The Assab port is another source of contention between the two countries. Although Assab has long been administratively part of Eritrea, dating back to when Eritrea was an Italian colony, the port is linked by paved road to Addis Ababa and has traditionally served as Ethiopia’s only port (Eritrea’s other port is Massawa, which is connected by paved road with its capital, Asmara). In 1993, as part of Eritrea’s peaceful secession from Ethiopia, Meles made Ethiopia a landlocked nation when he relinquished Assab to his Eritrean comrades as part of his promise to restore to Eritrea the territories it enjoyed when it was an Italian colony. And, while Ethiopian diplomats today say they make no claims on Assab, Eritrean officials contend that the entire border war may merely be a ploy by Ethiopia to retake the port — which, until Ethiopia began boycotting it last May, generated 18 percent of Eritrea’s total revenues from the fees and duties leveled on Ethiopian goods.

The final irony of the war is that, if these two countries cannot coexist peacefully under the leadership of Isaias and Meles, it’s doubtful that they ever will. Both Isaias and Meles are members of the Tigrinya ethnic group and speak the Tigrinya language — the only language common to both countries. The two men, and the respective guerrilla movements that now run each state, struggled together to depose the Soviet-backed regime of Mengistu Haile Mariam. Two years later, in 1993, Meles and Isaias agreed to Eritrea’s secession from Ethiopia. Until blood was first drawn last May, Meles and Isaias long addressed each other, in letters and face-to-face meetings, as “comrade.”

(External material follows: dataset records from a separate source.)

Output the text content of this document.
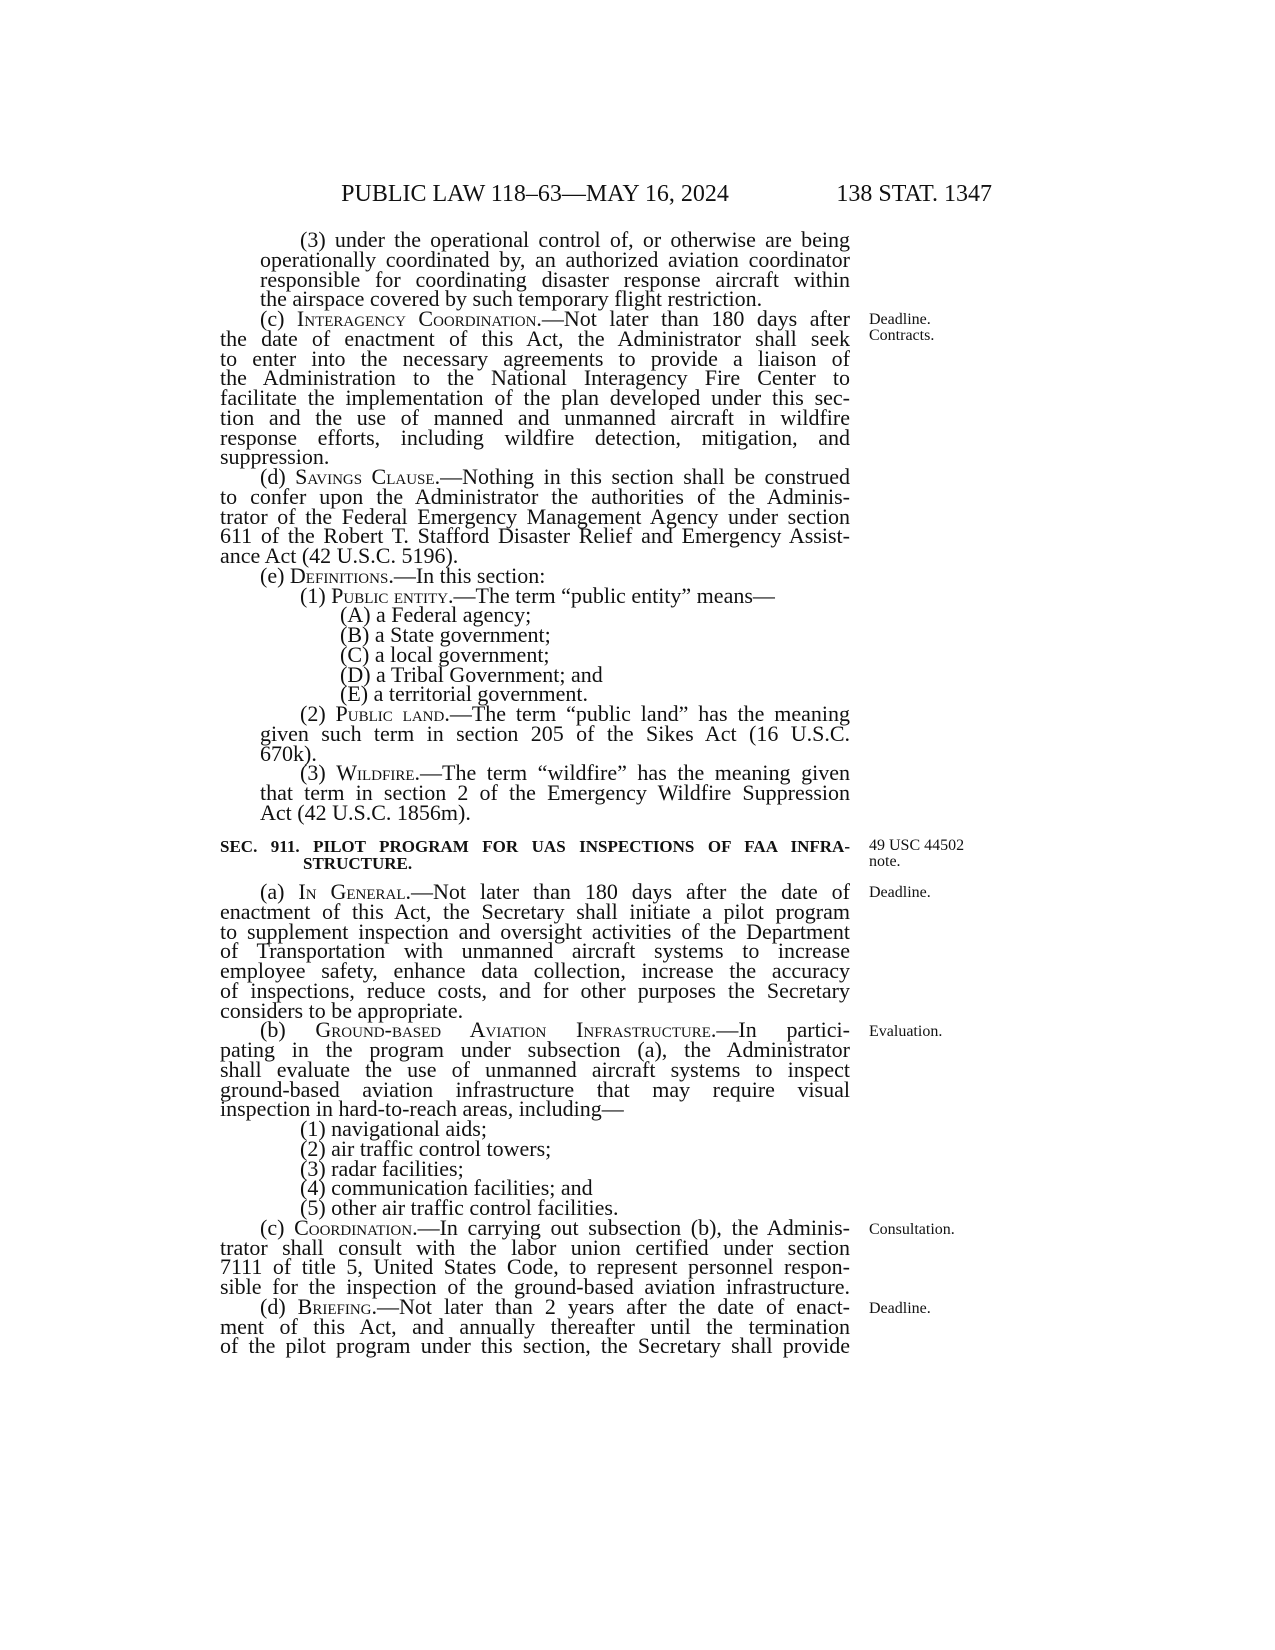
PUBLIC LAW 118–63—MAY 16, 2024	138 STAT. 1347
(3) under the operational control of, or otherwise are being
operationally coordinated by, an authorized aviation coordinator
responsible for coordinating disaster response aircraft within
the airspace covered by such temporary flight restriction.
(c) Interagency Coordination.—Not later than 180 days after
the date of enactment of this Act, the Administrator shall seek
to enter into the necessary agreements to provide a liaison of
the Administration to the National Interagency Fire Center to
facilitate the implementation of the plan developed under this sec-
tion and the use of manned and unmanned aircraft in wildfire
response efforts, including wildfire detection, mitigation, and
suppression.
(d) Savings Clause.—Nothing in this section shall be construed
to confer upon the Administrator the authorities of the Adminis-
trator of the Federal Emergency Management Agency under section
611 of the Robert T. Stafford Disaster Relief and Emergency Assist-
ance Act (42 U.S.C. 5196).
(e) Definitions.—In this section:
(1) Public entity.—The term “public entity” means—
(A) a Federal agency;
(B) a State government;
(C) a local government;
(D) a Tribal Government; and
(E) a territorial government.
(2) Public land.—The term “public land” has the meaning
given such term in section 205 of the Sikes Act (16 U.S.C.
670k).
(3) Wildfire.—The term “wildfire” has the meaning given
that term in section 2 of the Emergency Wildfire Suppression
Act (42 U.S.C. 1856m).
SEC. 911. PILOT PROGRAM FOR UAS INSPECTIONS OF FAA INFRA-
STRUCTURE.
(a) In General.—Not later than 180 days after the date of
enactment of this Act, the Secretary shall initiate a pilot program
to supplement inspection and oversight activities of the Department
of Transportation with unmanned aircraft systems to increase
employee safety, enhance data collection, increase the accuracy
of inspections, reduce costs, and for other purposes the Secretary
considers to be appropriate.
(b) Ground-based Aviation Infrastructure.—In partici-
pating in the program under subsection (a), the Administrator
shall evaluate the use of unmanned aircraft systems to inspect
ground-based aviation infrastructure that may require visual
inspection in hard-to-reach areas, including—
(1) navigational aids;
(2) air traffic control towers;
(3) radar facilities;
(4) communication facilities; and
(5) other air traffic control facilities.
(c) Coordination.—In carrying out subsection (b), the Adminis-
trator shall consult with the labor union certified under section
7111 of title 5, United States Code, to represent personnel respon-
sible for the inspection of the ground-based aviation infrastructure.
(d) Briefing.—Not later than 2 years after the date of enact-
ment of this Act, and annually thereafter until the termination
of the pilot program under this section, the Secretary shall provide
Deadline.
Contracts.
49 USC 44502
note.
Deadline.
Evaluation.
Consultation.
Deadline.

Indeed, Meles had been far more sympathetic to Eritrea than most other Ethiopians. While Isaias is genuinely popular across Eritrea, Meles is not well-liked in Ethiopia. Many Ethiopians, particularly members of the Amhara and Oromo ethnic groups, despise Meles, whose Tigrinyan ethnic group is a distinct minority in Ethiopia. Warns one Ethiopian diplomat: Eritrea will “never find an Ethiopian government as friendly to them as the present government.” If Meles falls, things could actually get worse between the two countries.

But it’s hard to imagine anything much worse than the trench warfare that now rages on Africa’s Horn. While many are tempted to compare the hostilities to other African conflicts, the Horn War is more reminiscent of the Iran-Iraq War or World War I. The likelihood of carnage and exhaustion of resources serves only to sap the hope that both Isaias and Meles once brought to the Horn. Not long ago, Africa’s new leaders promised new beginnings. But all they do now is wage wars. Their beacons faded surprisingly fast.

Frank Smyth is coauthor of “Africa’s New Bloc,” published in the March/April 1998 issue of Foreign Affairs.